If I got a pack or two of Pogostemon helferi from Petsmart and put them in my dry start tank to root, would it benefit them? Would they be able to start growing outside of water?

Or do you think they'd melt as soon as I filled the tank?


----------



## randpost (Feb 9, 2014)

GuppyGuppyGuppyGuppyGuppy said:


> If I got a pack or two of Pogostemon helferi from Petsmart and put them in my dry start tank to root, would it benefit them? Would they be able to start growing outside of water?
> 
> Or do you think they'd melt as soon as I filled the tank?


They will grow better in a dry start environment from Petsmart. That's how Petsmarts supplier grows them; emersed. 

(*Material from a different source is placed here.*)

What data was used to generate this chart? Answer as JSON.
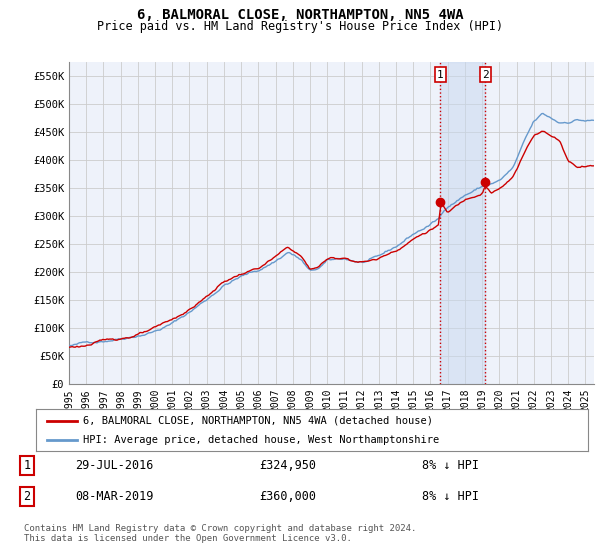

I have had quite a bit of melting from Petsmart Downoi when submerged as they need to adapt to the new environment. I now have 30 plants from the same package. 

emersed Downoi looks less full and stringy compared to the fullness of submerged.


----------



## GuppyGuppyGuppyGuppyGuppy (Feb 11, 2012)

randpost said:


> They will grow better in a dry start environment from Petsmart. That's how Petsmarts supplier grows them; emersed.
> 
> I have had quite a bit of melting from Petsmart Downoi when submerged as they need to adapt to the new environment. I now have 30 plants from the same package.
> 
> emersed Downoi looks less full and stringy compared to the fullness of submerged.


Thanks! :icon_bigg


----------



## wicca27 (May 3, 2009)

to be honest when i got mine they did great going right into water. and took root really fast. there was no need to dry start it. i had no melting either. and my package from petsmart was a new one with hardly any roots and they have crazy roots now


----------



## DSP (Apr 8, 2014)

wicca27 said:


> to be honest when i got mine they did great going right into water. and took root really fast. there was no need to dry start it. i had no melting either. and my package from petsmart was a new one with hardly any roots and they have crazy roots now


+1 same here 

-Seafari-


----------



## GuppyGuppyGuppyGuppyGuppy (Feb 11, 2012)

Yeah, but the tank is in a DS right now and I'd like to add them if it would benefit them.


----------



## DSP (Apr 8, 2014)

If you keep the plant moist then it should root good and acclimate to the water better when you decide to submerge it so Imo yes there can be benefits in starting them dry if you do it right.

-Seafari-


----------



## FewestKitten896 (Dec 13, 2013)

I also got mine from PetSmart and just threw them in the water. There was very little melting. I was able to get a lot of plants from one package and if the crowns that I cut didn't have long enough roots, I just floated them for a few days and then planted them.


----------



## GuppyGuppyGuppyGuppyGuppy (Feb 11, 2012)

I've raised ones from Petsmart before in water and they did fine, but they melted after a month of awesome growth for no apparent reason which caused ton of debris everywhere (there were at least 50 in the pack), which built up on my softer plants and caused decay... So it wiped out so many of the plants in that tank! That's why I want to dry start them in my new tank so that they're adult-sized by the time I fill it, hopefully.


----------